Legislation on the Move | This Week in Governemnt

June 12, 2026

This week, the Michigan House continued to move many Chamber-supported, pro-growth pieces of legislation through committee and the floor. Looking forward, high-level budget talks are ongoing, with most legislators wanting to leave Lansing before the 4th of July holiday. Most signs point to a budget in mid-July, although Speaker Matt Hall has floated the idea of a short-term budget to get the state through December 2026.

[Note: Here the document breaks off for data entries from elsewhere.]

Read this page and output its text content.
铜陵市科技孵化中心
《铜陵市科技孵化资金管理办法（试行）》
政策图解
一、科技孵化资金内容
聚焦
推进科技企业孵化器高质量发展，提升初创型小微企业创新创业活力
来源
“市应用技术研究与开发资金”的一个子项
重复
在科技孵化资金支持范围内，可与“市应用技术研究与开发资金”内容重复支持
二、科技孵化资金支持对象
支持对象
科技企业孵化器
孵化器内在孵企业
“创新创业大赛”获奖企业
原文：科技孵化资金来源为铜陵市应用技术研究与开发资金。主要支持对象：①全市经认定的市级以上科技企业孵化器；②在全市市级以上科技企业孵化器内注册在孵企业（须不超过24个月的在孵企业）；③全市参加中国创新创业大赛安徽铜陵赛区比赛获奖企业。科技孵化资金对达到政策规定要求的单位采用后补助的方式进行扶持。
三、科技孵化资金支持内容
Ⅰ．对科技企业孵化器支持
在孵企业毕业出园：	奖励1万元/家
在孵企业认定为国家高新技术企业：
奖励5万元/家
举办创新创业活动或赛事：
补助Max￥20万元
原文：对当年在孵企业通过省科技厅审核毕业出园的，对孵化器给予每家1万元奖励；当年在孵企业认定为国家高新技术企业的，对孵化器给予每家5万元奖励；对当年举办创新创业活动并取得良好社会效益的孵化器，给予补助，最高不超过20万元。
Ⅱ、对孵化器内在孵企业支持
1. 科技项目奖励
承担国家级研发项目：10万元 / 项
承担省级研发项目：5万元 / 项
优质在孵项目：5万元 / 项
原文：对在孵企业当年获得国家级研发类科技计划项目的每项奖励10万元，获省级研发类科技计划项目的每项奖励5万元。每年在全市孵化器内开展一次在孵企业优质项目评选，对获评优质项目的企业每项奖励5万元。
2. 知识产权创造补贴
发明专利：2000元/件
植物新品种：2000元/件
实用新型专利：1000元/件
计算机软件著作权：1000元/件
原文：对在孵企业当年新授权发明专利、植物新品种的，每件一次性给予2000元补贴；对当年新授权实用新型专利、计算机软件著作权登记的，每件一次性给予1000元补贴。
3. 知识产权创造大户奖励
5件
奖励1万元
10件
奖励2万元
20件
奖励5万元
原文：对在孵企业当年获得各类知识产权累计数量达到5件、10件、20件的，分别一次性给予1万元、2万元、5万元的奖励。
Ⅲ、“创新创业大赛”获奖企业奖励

Here are the bills that the Detroit Regional Chamber’s Public Policy and Business Advocacy team were watching this week:

  • SB 301 was passed by the House with major bipartisan support and sent back to the Senate for immediate effect. The Chamber-supported bill creates a tax credit for paid leave for organ donation. 
  • HB 5646 and HB 5697 require Michigan elementary teachers and student teachers to complete LETRS training, a course on the science of reading. These two bills were reported out of committee on June 10. The Chamber supports both bills.  
  • HB 5819 through HB 5821 move up the date for the Michigan Department of Education to adopt a literacy curriculum focused on systematic phonics, language comprehension, vocabulary development, and evidence-based teaching practices. These bills were passed by the House on tight margins and sent to the Senate. The Chamber also supports these bills.  
  • HB 5815 and HB 5816 amend Michigan’s Administrative Procedures Act to eliminate judicial deference to state agencies, mandating that courts review laws de novo. This shifts power to the judiciary, aligning Michigan with a national trend to level the legal playing field for those challenging state regulations. Both bills were passed by the House, mostly on Republican votes, and sent to the Senate.  
  • HB 5817 and HB 5818 enact a REINS-style overhaul of regulations, shifting regulatory power from executive agencies to the legislature. It requires legislative approval for “major rules,” which are economic impacts of $1 million or more, and imposes an automatic five-year sunset on all new regulations, curbing executive overreach through mandatory cost-benefit scrutiny and direct lawmaker consent. Both bills were passed by the House on thin margins and sent to the Senate.  
  • HB 5932 through HB 5935 address bureaucratic roadblocks in the construction permitting process by requiring government agencies to act more quickly on permits. The Chamber supports these bills, which moved with overwhelming bipartisan support from the House to the Senate. 

  • HB 5139 shifts the burden of short-term rental tax collection to the marketplace facilitator instead of the owner of the short-term rental. The Chamber supports this bill, as it streamlines tax collection, ensuring fairness in the short-term rental marketplace. The bill heard testimony on June 11 in the Economic Competitiveness Committee.